The drive to win over Roman Catholics is in high gear at the Republican National Convention (search), with daily Masses, a private briefing from the party chairman and a special hospitality suite in the convention hall.
Catholics make up one-quarter of the electorate nationwide, and it's even higher in key battleground states — about a third in New Hampshire, Wisconsin, Pennsylvania, New Mexico and Iowa. No wonder both parties are courting their vote.
President Bush split the Catholic vote in 2000 with Al Gore. Democratic Sen. John Kerry (search) is the first Catholic nominee since John F. Kennedy, and is giving no ground. He offers himself as a practicing and believing Catholic who nonetheless holds positions contrary to the church's teachings on abortion rights, embryonic stem cell research and the death penalty for terrorists.
"I feel it is important that faithful Catholics play as active a role as possible in the public square," said Leonard Leo of Arlington, Va., who is a member of the Catholic Working Group (search), which is independent of the Republican campaigns. "The most important and nonnegotiable issues are the culture of life issues."
For Albert Wickens, a Republican convention volunteer from Madison, N.J., Bush is the only choice for Catholics because Kerry "promotes a culture of death."
"Kerry's a Catholic supposedly," Wickens said after Sunday's Mass. "Well, he's not a very good one."
Faced with questions about the disconnect between his policy decisions and the church's edicts, Kerry often casts those decisions in terms of moral imperatives rooted in faith, saying, "I'm not running to be a Catholic president. I'm running to be a president who happens to be Catholic."
The Republican National Committee said it has enlisted more than 45,000 Catholic "team leaders" to reach out to other Catholics and collect parish directories to identify new voters. About 26 percent of the GOP delegates are Catholic, convention organizers said.
The daily Masses are planned by abortion opponents and are not official events of the convention. However, the Catholic Working Group has listed the Masses on a schedule it has distributed among conventioneers, which includes a briefing for Catholics on Thursday by RNC Chairman Ed Gillespie, who is Catholic.
At the first of the services, the Rev. George Rutler of the Church of Our Saviour — a church a mile from the convention hall at Madison Square Garden — made no mention of the candidates but said the country was engaged in "spiritual warfare" over preserving human life.
He lamented on Sunday that some wanted to "isolate (Jesus) from the national conversation" and insisted "no one has the right to take Communion," a reference to the months-long debate over whether politicians at odds with church teaching should receive the sacrament.
Kerry's support for abortion rights and civil unions for gay couples raises the ire of church leaders, while Bush, a Methodist, is more in line with Catholic teaching on those issues. Some GOP Catholics said Bush better represents church values and at least four U.S. bishops have said lawmakers who support abortion rights should be denied Communion.
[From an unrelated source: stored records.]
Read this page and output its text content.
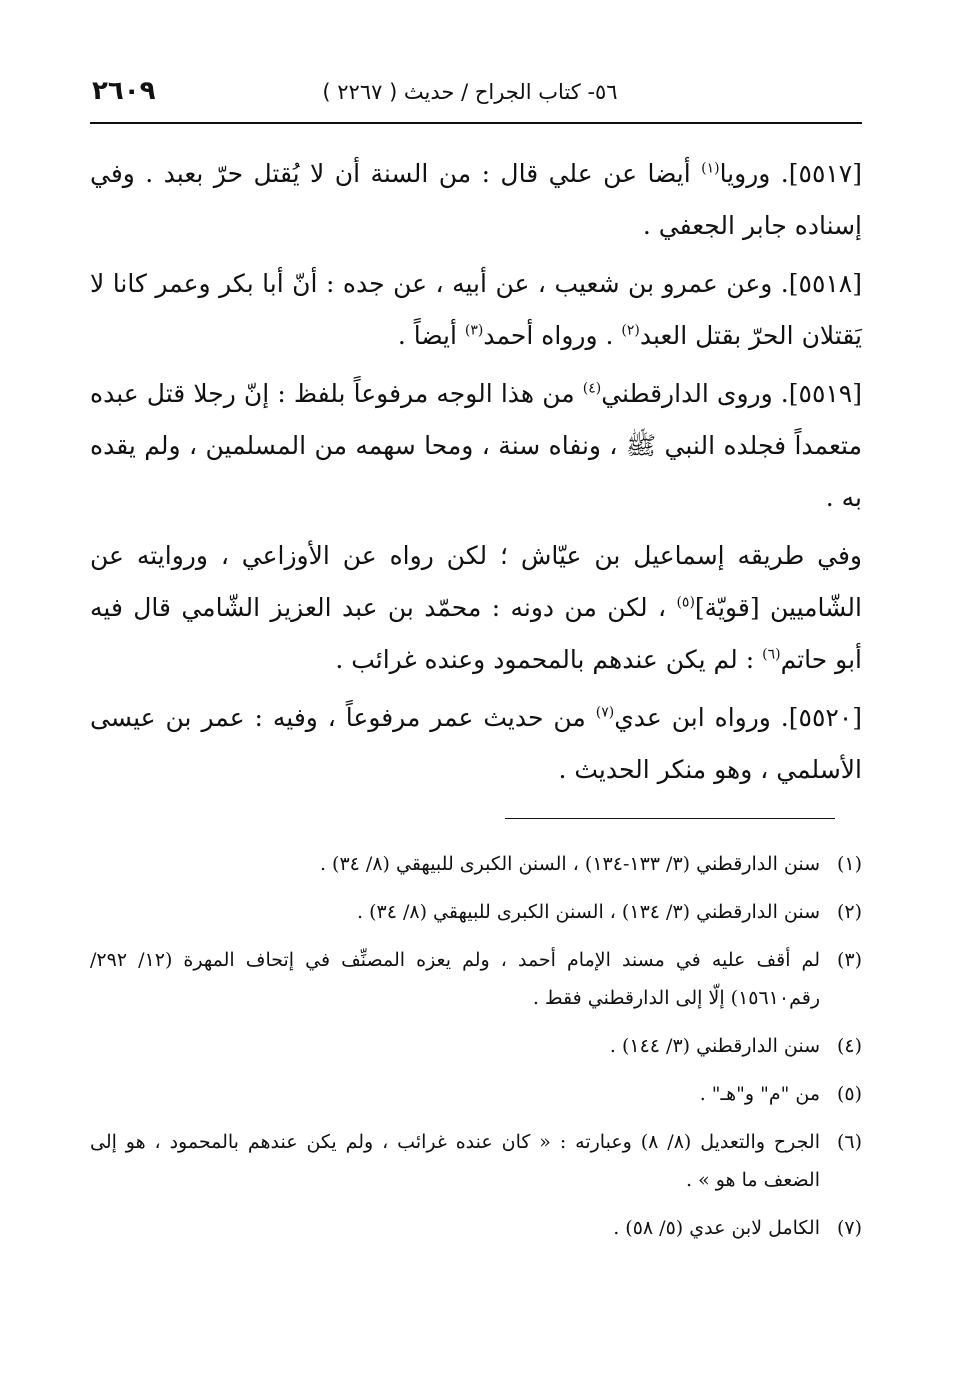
٥٦- كتاب الجراح / حديث ( ٢٢٦٧ )
٢٦٠٩

[٥٥١٧]. ورويا$^{(١)}$ أيضا عن علي قال : من السنة أن لا يُقتل حرّ بعبد . وفي إسناده جابر الجعفي .

[٥٥١٨]. وعن عمرو بن شعيب ، عن أبيه ، عن جده : أنّ أبا بكر وعمر كانا لا يَقتلان الحرّ بقتل العبد$^{(٢)}$ . ورواه أحمد$^{(٣)}$ أيضاً .

[٥٥١٩]. وروى الدارقطني$^{(٤)}$ من هذا الوجه مرفوعاً بلفظ : إنّ رجلا قتل عبده متعمداً فجلده النبي ﷺ ، ونفاه سنة ، ومحا سهمه من المسلمين ، ولم يقده به .

وفي طريقه إسماعيل بن عيّاش ؛ لكن رواه عن الأوزاعي ، وروايته عن الشّاميين [قويّة]$^{(٥)}$ ، لكن من دونه : محمّد بن عبد العزيز الشّامي قال فيه أبو حاتم$^{(٦)}$ : لم يكن عندهم بالمحمود وعنده غرائب .

[٥٥٢٠]. ورواه ابن عدي$^{(٧)}$ من حديث عمر مرفوعاً ، وفيه : عمر بن عيسى الأسلمي ، وهو منكر الحديث .

(١)
سنن الدارقطني (٣/ ١٣٣-١٣٤) ، السنن الكبرى للبيهقي (٨/ ٣٤) .
(٢)
سنن الدارقطني (٣/ ١٣٤) ، السنن الكبرى للبيهقي (٨/ ٣٤) .
(٣)
لم أقف عليه في مسند الإمام أحمد ، ولم يعزه المصنِّف في إتحاف المهرة (١٢/ ٢٩٢/ رقم١٥٦١٠) إلّا إلى الدارقطني فقط .
(٤)
سنن الدارقطني (٣/ ١٤٤) .
(٥)
من "م" و"هـ" .
(٦)
الجرح والتعديل (٨/ ٨) وعبارته : « كان عنده غرائب ، ولم يكن عندهم بالمحمود ، هو إلى الضعف ما هو » .
(٧)
الكامل لابن عدي (٥/ ٥٨) .
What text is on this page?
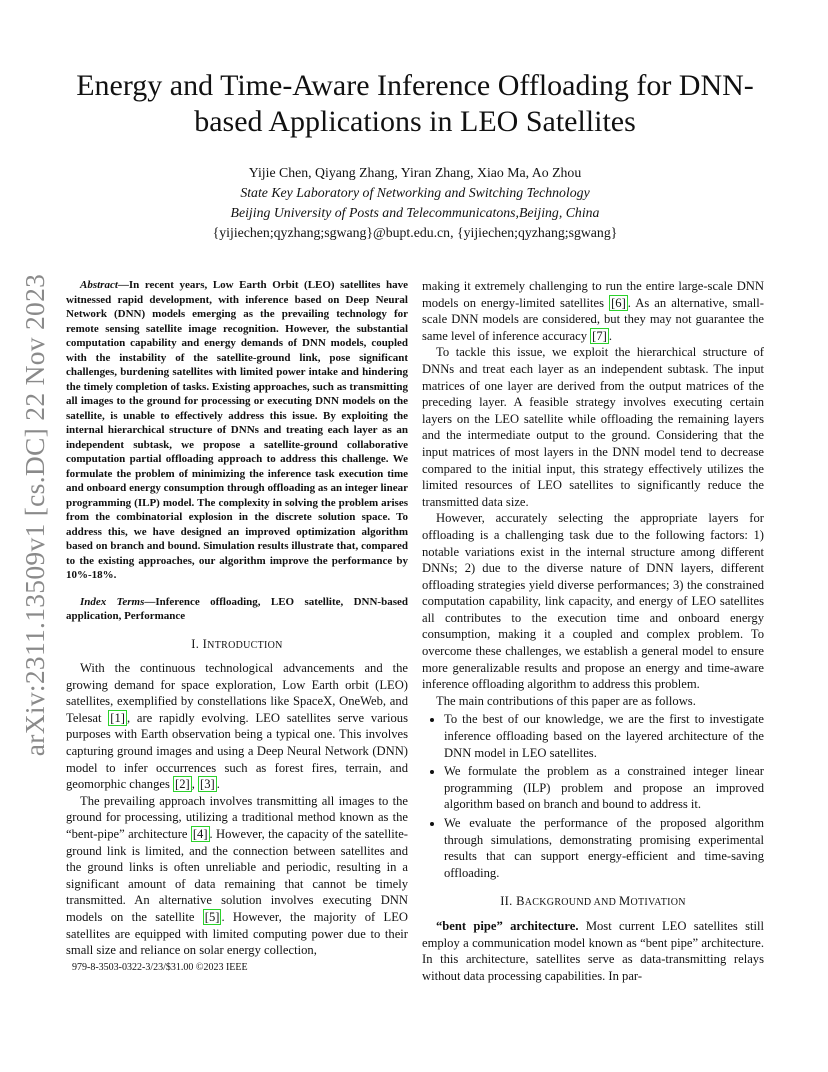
arXiv:2311.13509v1 [cs.DC] 22 Nov 2023
Energy and Time-Aware Inference Offloading for DNN-based Applications in LEO Satellites
Yijie Chen, Qiyang Zhang, Yiran Zhang, Xiao Ma, Ao Zhou
State Key Laboratory of Networking and Switching Technology
Beijing University of Posts and Telecommunicatons,Beijing, China
{yijiechen;qyzhang;sgwang}@bupt.edu.cn, {yijiechen;qyzhang;sgwang}

Abstract—In recent years, Low Earth Orbit (LEO) satellites have witnessed rapid development, with inference based on Deep Neural Network (DNN) models emerging as the prevailing technology for remote sensing satellite image recognition. However, the substantial computation capability and energy demands of DNN models, coupled with the instability of the satellite-ground link, pose significant challenges, burdening satellites with limited power intake and hindering the timely completion of tasks. Existing approaches, such as transmitting all images to the ground for processing or executing DNN models on the satellite, is unable to effectively address this issue. By exploiting the internal hierarchical structure of DNNs and treating each layer as an independent subtask, we propose a satellite-ground collaborative computation partial offloading approach to address this challenge. We formulate the problem of minimizing the inference task execution time and onboard energy consumption through offloading as an integer linear programming (ILP) model. The complexity in solving the problem arises from the combinatorial explosion in the discrete solution space. To address this, we have designed an improved optimization algorithm based on branch and bound. Simulation results illustrate that, compared to the existing approaches, our algorithm improve the performance by 10%-18%.

Index Terms—Inference offloading, LEO satellite, DNN-based application, Performance

I. INTRODUCTION

With the continuous technological advancements and the growing demand for space exploration, Low Earth orbit (LEO) satellites, exemplified by constellations like SpaceX, OneWeb, and Telesat [1] , are rapidly evolving. LEO satellites serve various purposes with Earth observation being a typical one. This involves capturing ground images and using a Deep Neural Network (DNN) model to infer occurrences such as forest fires, terrain, and geomorphic changes [2] , [3] .

The prevailing approach involves transmitting all images to the ground for processing, utilizing a traditional method known as the “bent-pipe” architecture [4] . However, the capacity of the satellite-ground link is limited, and the connection between satellites and the ground links is often unreliable and periodic, resulting in a significant amount of data remaining that cannot be timely transmitted. An alternative solution involves executing DNN models on the satellite [5] . However, the majority of LEO satellites are equipped with limited computing power due to their small size and reliance on solar energy collection,

making it extremely challenging to run the entire large-scale DNN models on energy-limited satellites [6] . As an alternative, small-scale DNN models are considered, but they may not guarantee the same level of inference accuracy [7] .

To tackle this issue, we exploit the hierarchical structure of DNNs and treat each layer as an independent subtask. The input matrices of one layer are derived from the output matrices of the preceding layer. A feasible strategy involves executing certain layers on the LEO satellite while offloading the remaining layers and the intermediate output to the ground. Considering that the input matrices of most layers in the DNN model tend to decrease compared to the initial input, this strategy effectively utilizes the limited resources of LEO satellites to significantly reduce the transmitted data size.

However, accurately selecting the appropriate layers for offloading is a challenging task due to the following factors: 1) notable variations exist in the internal structure among different DNNs; 2) due to the diverse nature of DNN layers, different offloading strategies yield diverse performances; 3) the constrained computation capability, link capacity, and energy of LEO satellites all contributes to the execution time and onboard energy consumption, making it a coupled and complex problem. To overcome these challenges, we establish a general model to ensure more generalizable results and propose an energy and time-aware inference offloading algorithm to address this problem.

The main contributions of this paper are as follows.

• To the best of our knowledge, we are the first to investigate inference offloading based on the layered architecture of the DNN model in LEO satellites.
• We formulate the problem as a constrained integer linear programming (ILP) problem and propose an improved algorithm based on branch and bound to address it.
• We evaluate the performance of the proposed algorithm through simulations, demonstrating promising experimental results that can support energy-efficient and time-saving offloading.
II. BACKGROUND AND MOTIVATION

“bent pipe” architecture. Most current LEO satellites still employ a communication model known as “bent pipe” architecture. In this architecture, satellites serve as data-transmitting relays without data processing capabilities. In par-

979-8-3503-0322-3/23/$31.00 ©2023 IEEE
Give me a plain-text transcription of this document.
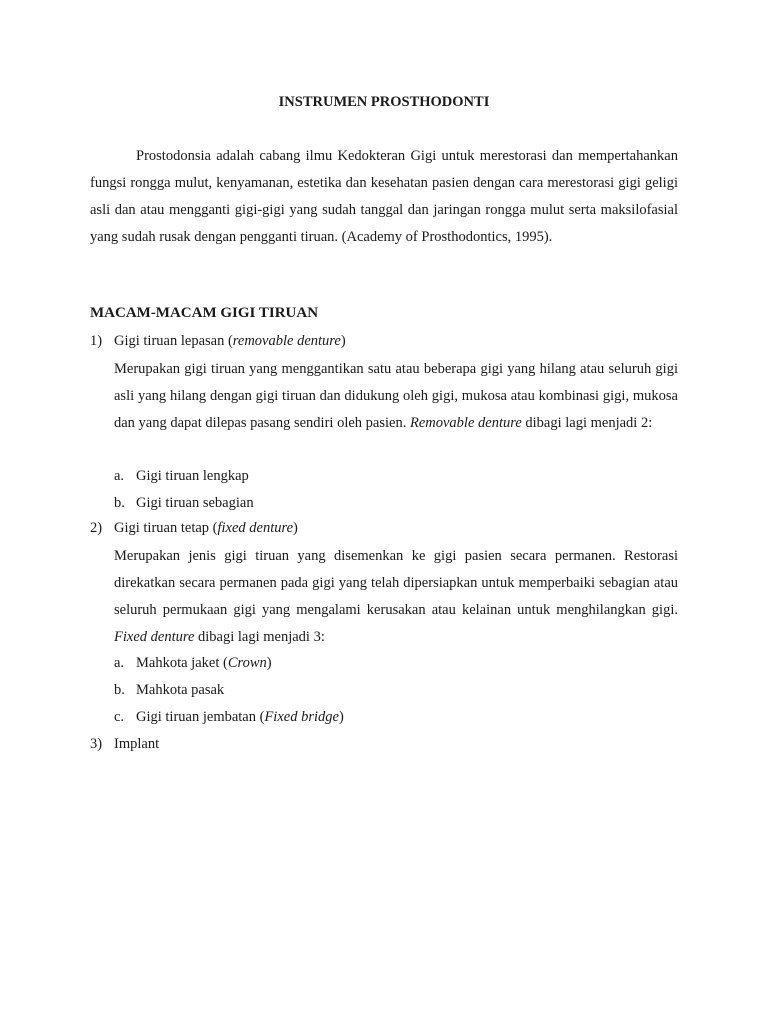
INSTRUMEN PROSTHODONTI
Prostodonsia adalah cabang ilmu Kedokteran Gigi untuk merestorasi dan mempertahankan fungsi rongga mulut, kenyamanan, estetika dan kesehatan pasien dengan cara merestorasi gigi geligi asli dan atau mengganti gigi-gigi yang sudah tanggal dan jaringan rongga mulut serta maksilofasial yang sudah rusak dengan pengganti tiruan. (Academy of Prosthodontics, 1995).
MACAM-MACAM GIGI TIRUAN
1) Gigi tiruan lepasan (removable denture)
Merupakan gigi tiruan yang menggantikan satu atau beberapa gigi yang hilang atau seluruh gigi asli yang hilang dengan gigi tiruan dan didukung oleh gigi, mukosa atau kombinasi gigi, mukosa dan yang dapat dilepas pasang sendiri oleh pasien. Removable denture dibagi lagi menjadi 2:
a. Gigi tiruan lengkap
b. Gigi tiruan sebagian
2) Gigi tiruan tetap (fixed denture)
Merupakan jenis gigi tiruan yang disemenkan ke gigi pasien secara permanen. Restorasi direkatkan secara permanen pada gigi yang telah dipersiapkan untuk memperbaiki sebagian atau seluruh permukaan gigi yang mengalami kerusakan atau kelainan untuk menghilangkan gigi. Fixed denture dibagi lagi menjadi 3:
a. Mahkota jaket (Crown)
b. Mahkota pasak
c. Gigi tiruan jembatan (Fixed bridge)
3) Implant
Still, Catholics do not vote as a bloc and surveys indicate that most do not choose candidates based on their position on abortion. Republican presidential candidates have steadily increased their share of the Catholic vote since 1992. Kerry is running slightly ahead of Bush among Catholics, according to Associated Press-Ipsos polling, though other polls suggest observant Catholics are more likely to choose Bush.
Evidence of the political divisions among Catholics can be seen in competing Catholic voter guides being released this week. A group called Catholic Answers lists policies Catholics are "forbidden" to support, including abortion rights and gay marriage. The Catholic Voting Project asks voters to consider a broader range of issues including war, the death penalty and poverty. Both groups say they are independent from the church and nonpartisan.
Analysts say Catholics could go for either candidate on Nov. 2.
David Leege, an expert on Catholic voting and professor emeritus at the University of Notre Dame, said Bush has drawn some beyond the abortion issue by "speaking Catholic."
The president has appealed to Catholic social justice concerns by backing funding for AIDS victims and has shown deference to Catholic beliefs even when he disagreed with them, Leege said. For example, the president met with the Vatican's Washington ambassador to hear Pope John Paul II's objections to the war on Iraq before it started, Leege said.
A picture of Bush and Pope John Paul II from one of the president's visits with the pontiff hangs on the wall of the Catholic Working Group's hospitality suite.
However, the bishops' warnings on Communion for dissenting Catholic lawmakers may have created a backlash in favor of Kerry, political experts said. In a Pew poll released last week, about two-thirds of respondents said Catholic leaders should not use the sacrament to sanction politicians.